- Heon Location in Punjab, India Heon Heon (India)
- Coordinates: 31°12′52″N 75°57′36″E﻿ / ﻿31.2145538°N 75.9600253°E
- Country: India
- State: Punjab
- District: Shaheed Bhagat Singh Nagar

Government
- • Type: Panchayat raj
- • Body: Gram panchayat
- Elevation: 251 m (823 ft)

Population (2011)
- • Total: 2,616
- Sex ratio 1314/1302 ♂/♀

Languages
- • Official: Punjabi
- Time zone: UTC+5:30 (IST)
- PIN: 144505
- Telephone code: 01884
- ISO 3166 code: IN-PB
- Post office: Banga
- Website: nawanshahr.nic.in

= Heon, SBS Nagar =

Heon is a village in Shaheed Bhagat Singh Nagar district of Punjab State, India. It is located 4.6 km away from postal head office Banga, 18.6 km from Nawanshahr, 16.2 km from district headquarter Shaheed Bhagat Singh Nagar and 108 km from state capital Chandigarh. The village is administrated by Sarpanch an elected representative of the village.

== Demography ==
As of 2011, Heon has a total number of 585 houses and population of 2616 of which 1314 include are males while 1302 are females according to the report published by Census India in 2011. The literacy rate of Heon is 78.25%, higher than the state average of 75.84%. The population of children under the age of 6 years is 234 which is 8.95% of total population of Heon, and child sex ratio is approximately 857 as compared to Punjab state average of 846.

Most of the people are from Schedule Caste which constitutes 69.95% of total population in Heon. The town does not have any Schedule Tribe population so far.

As per the report published by Census India in 2011, 794 people were engaged in work activities out of the total population of Heon which includes 720 males and 70 females. According to census survey report 2011, 76.53% workers describe their work as main work and 23.47% workers are involved in Marginal activity providing livelihood for less than 6 months.

== Education ==
The village has a Punjabi medium, co-ed upper primary school founded in 1996. The school provide mid-day meal and free education to children between the ages of 6 and 14 as per Right of Children to Free and Compulsory Education Act.

Guru Nanak College of Nursing, Amardeep Singh Shergill Memorial college Mukandpur and Sikh National College Banga are the nearest colleges. and Lovely Professional University is 35 km away from the village.

== Landmarks ==
Gurudwara Dehra Sahib, Gurudwara Baba Jawahar Singh Ji Raja Sahib, Sai Nathu Shah Ji and Sidh Shri Baba Balak Nath Ji are religious sites.
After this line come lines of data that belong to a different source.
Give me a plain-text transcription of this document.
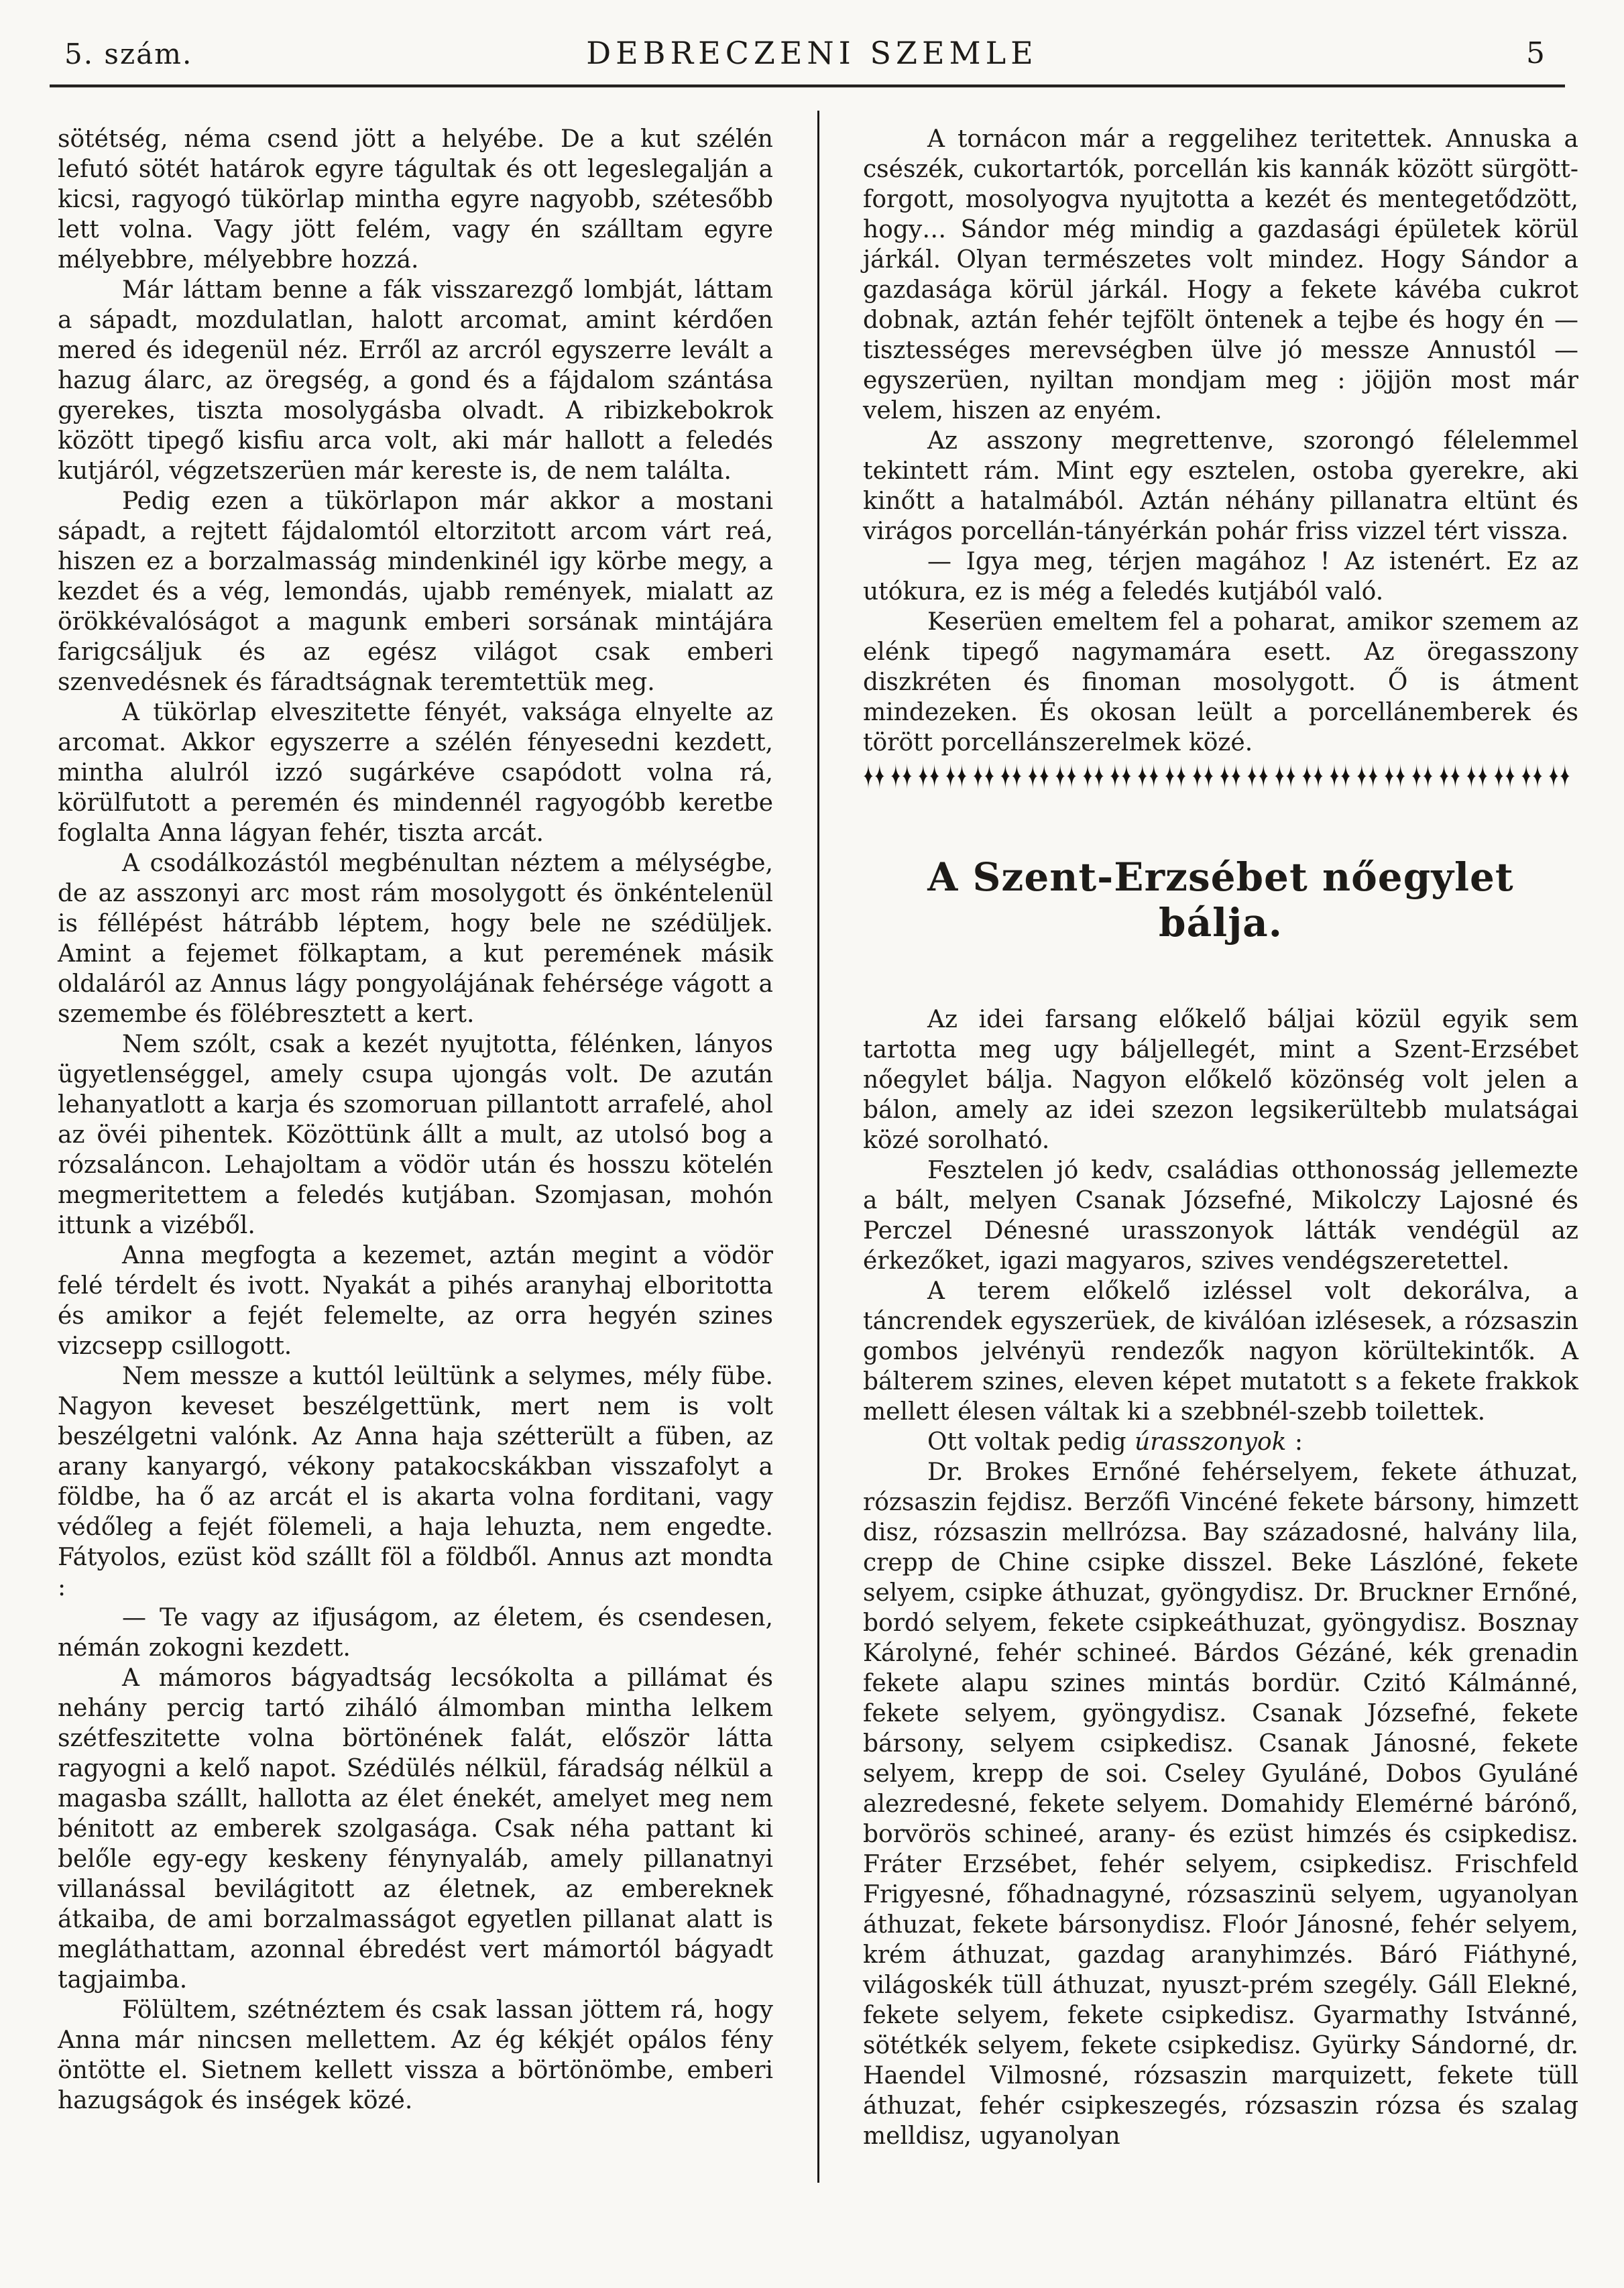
5. szám.	DEBRECZENI SZEMLE	5

sötétség, néma csend jött a helyébe. De a kut szélén lefutó sötét határok egyre tágultak és ott legeslegalján a kicsi, ragyogó tükörlap mintha egyre nagyobb, szétesőbb lett volna. Vagy jött felém, vagy én szálltam egyre mélyebbre, mélyebbre hozzá.

Már láttam benne a fák visszarezgő lombját, láttam a sápadt, mozdulatlan, halott arcomat, amint kérdően mered és idegenül néz. Erről az arcról egyszerre levált a hazug álarc, az öregség, a gond és a fájdalom szántása gyerekes, tiszta mosolygásba olvadt. A ribizkebokrok között tipegő kisfiu arca volt, aki már hallott a feledés kutjáról, végzetszerüen már kereste is, de nem találta.

Pedig ezen a tükörlapon már akkor a mostani sápadt, a rejtett fájdalomtól eltorzitott arcom várt reá, hiszen ez a borzalmasság mindenkinél igy körbe megy, a kezdet és a vég, lemondás, ujabb remények, mialatt az örökkévalóságot a magunk emberi sorsának mintájára farigcsáljuk és az egész világot csak emberi szenvedésnek és fáradtságnak teremtettük meg.

A tükörlap elveszitette fényét, vaksága elnyelte az arcomat. Akkor egyszerre a szélén fényesedni kezdett, mintha alulról izzó sugárkéve csapódott volna rá, körülfutott a peremén és mindennél ragyogóbb keretbe foglalta Anna lágyan fehér, tiszta arcát.

A csodálkozástól megbénultan néztem a mélységbe, de az asszonyi arc most rám mosolygott és önkéntelenül is féllépést hátrább léptem, hogy bele ne szédüljek. Amint a fejemet fölkaptam, a kut peremének másik oldaláról az Annus lágy pongyolájának fehérsége vágott a szemembe és fölébresztett a kert.

Nem szólt, csak a kezét nyujtotta, félénken, lányos ügyetlenséggel, amely csupa ujongás volt. De azután lehanyatlott a karja és szomoruan pillantott arrafelé, ahol az övéi pihentek. Közöttünk állt a mult, az utolsó bog a rózsaláncon. Lehajoltam a vödör után és hosszu kötelén megmeritettem a feledés kutjában. Szomjasan, mohón ittunk a vizéből.

Anna megfogta a kezemet, aztán megint a vödör felé térdelt és ivott. Nyakát a pihés aranyhaj elboritotta és amikor a fejét felemelte, az orra hegyén szines vizcsepp csillogott.

Nem messze a kuttól leültünk a selymes, mély fübe. Nagyon keveset beszélgettünk, mert nem is volt beszélgetni valónk. Az Anna haja szétterült a füben, az arany kanyargó, vékony patakocskákban visszafolyt a földbe, ha ő az arcát el is akarta volna forditani, vagy védőleg a fejét fölemeli, a haja lehuzta, nem engedte. Fátyolos, ezüst köd szállt föl a földből. Annus azt mondta :

— Te vagy az ifjuságom, az életem, és csendesen, némán zokogni kezdett.

A mámoros bágyadtság lecsókolta a pillámat és nehány percig tartó ziháló álmomban mintha lelkem szétfeszitette volna börtönének falát, először látta ragyogni a kelő napot. Szédülés nélkül, fáradság nélkül a magasba szállt, hallotta az élet énekét, amelyet meg nem bénitott az emberek szolgasága. Csak néha pattant ki belőle egy-egy keskeny fénynyaláb, amely pillanatnyi villanással bevilágitott az életnek, az embereknek átkaiba, de ami borzalmasságot egyetlen pillanat alatt is megláthattam, azonnal ébredést vert mámortól bágyadt tagjaimba.

Fölültem, szétnéztem és csak lassan jöttem rá, hogy Anna már nincsen mellettem. Az ég kékjét opálos fény öntötte el. Sietnem kellett vissza a börtönömbe, emberi hazugságok és inségek közé.

A tornácon már a reggelihez teritettek. Annuska a csészék, cukortartók, porcellán kis kannák között sürgött-forgott, mosolyogva nyujtotta a kezét és mentegetődzött, hogy… Sándor még mindig a gazdasági épületek körül járkál. Olyan természetes volt mindez. Hogy Sándor a gazdasága körül járkál. Hogy a fekete kávéba cukrot dobnak, aztán fehér tejfölt öntenek a tejbe és hogy én — tisztességes merevségben ülve jó messze Annustól — egyszerüen, nyiltan mondjam meg : jöjjön most már velem, hiszen az enyém.

Az asszony megrettenve, szorongó félelemmel tekintett rám. Mint egy esztelen, ostoba gyerekre, aki kinőtt a hatalmából. Aztán néhány pillanatra eltünt és virágos porcellán-tányérkán pohár friss vizzel tért vissza.

— Igya meg, térjen magához ! Az istenért. Ez az utókura, ez is még a feledés kutjából való.

Keserüen emeltem fel a poharat, amikor szemem az elénk tipegő nagymamára esett. Az öregasszony diszkréten és finoman mosolygott. Ő is átment mindezeken. És okosan leült a porcellánemberek és törött porcellánszerelmek közé.

✦✦ ✦✦ ✦✦ ✦✦ ✦✦ ✦✦ ✦✦ ✦✦ ✦✦ ✦✦ ✦✦ ✦✦ ✦✦ ✦✦ ✦✦ ✦✦ ✦✦ ✦✦ ✦✦ ✦✦ ✦✦ ✦✦ ✦✦ ✦✦ ✦✦ ✦✦
A Szent-Erzsébet nőegylet bálja.

Az idei farsang előkelő báljai közül egyik sem tartotta meg ugy báljellegét, mint a Szent-Erzsébet nőegylet bálja. Nagyon előkelő közönség volt jelen a bálon, amely az idei szezon legsikerültebb mulatságai közé sorolható.

Fesztelen jó kedv, családias otthonosság jellemezte a bált, melyen Csanak Józsefné, Mikolczy Lajosné és Perczel Dénesné urasszonyok látták vendégül az érkezőket, igazi magyaros, szives vendégszeretettel.

A terem előkelő izléssel volt dekorálva, a táncrendek egyszerüek, de kiválóan izlésesek, a rózsaszin gombos jelvényü rendezők nagyon körültekintők. A bálterem szines, eleven képet mutatott s a fekete frakkok mellett élesen váltak ki a szebbnél-szebb toilettek.

Ott voltak pedig úrasszonyok :

Dr. Brokes Ernőné fehérselyem, fekete áthuzat, rózsaszin fejdisz. Berzőfi Vincéné fekete bársony, himzett disz, rózsaszin mellrózsa. Bay századosné, halvány lila, crepp de Chine csipke disszel. Beke Lászlóné, fekete selyem, csipke áthuzat, gyöngydisz. Dr. Bruckner Ernőné, bordó selyem, fekete csipkeáthuzat, gyöngydisz. Bosznay Károlyné, fehér schineé. Bárdos Gézáné, kék grenadin fekete alapu szines mintás bordür. Czitó Kálmánné, fekete selyem, gyöngydisz. Csanak Józsefné, fekete bársony, selyem csipkedisz. Csanak Jánosné, fekete selyem, krepp de soi. Cseley Gyuláné, Dobos Gyuláné alezredesné, fekete selyem. Domahidy Elemérné bárónő, borvörös schineé, arany- és ezüst himzés és csipkedisz. Fráter Erzsébet, fehér selyem, csipkedisz. Frischfeld Frigyesné, főhadnagyné, rózsaszinü selyem, ugyanolyan áthuzat, fekete bársonydisz. Floór Jánosné, fehér selyem, krém áthuzat, gazdag aranyhimzés. Báró Fiáthyné, világoskék tüll áthuzat, nyuszt-prém szegély. Gáll Elekné, fekete selyem, fekete csipkedisz. Gyarmathy Istvánné, sötétkék selyem, fekete csipkedisz. Gyürky Sándorné, dr. Haendel Vilmosné, rózsaszin marquizett, fekete tüll áthuzat, fehér csipkeszegés, rózsaszin rózsa és szalag melldisz, ugyanolyan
The village has a bank and ATM facility.

== Transport ==
Banga railway station is the nearest train station however, Garhshankar Junction railway station is 20.8 km away from the village. Sahnewal Airport is the nearest domestic airport which located 63 km away in Ludhiana and the nearest international airport is located in Chandigarh also Sri Guru Ram Dass Jee International Airport is the second nearest airport which is 143 km away in Amritsar.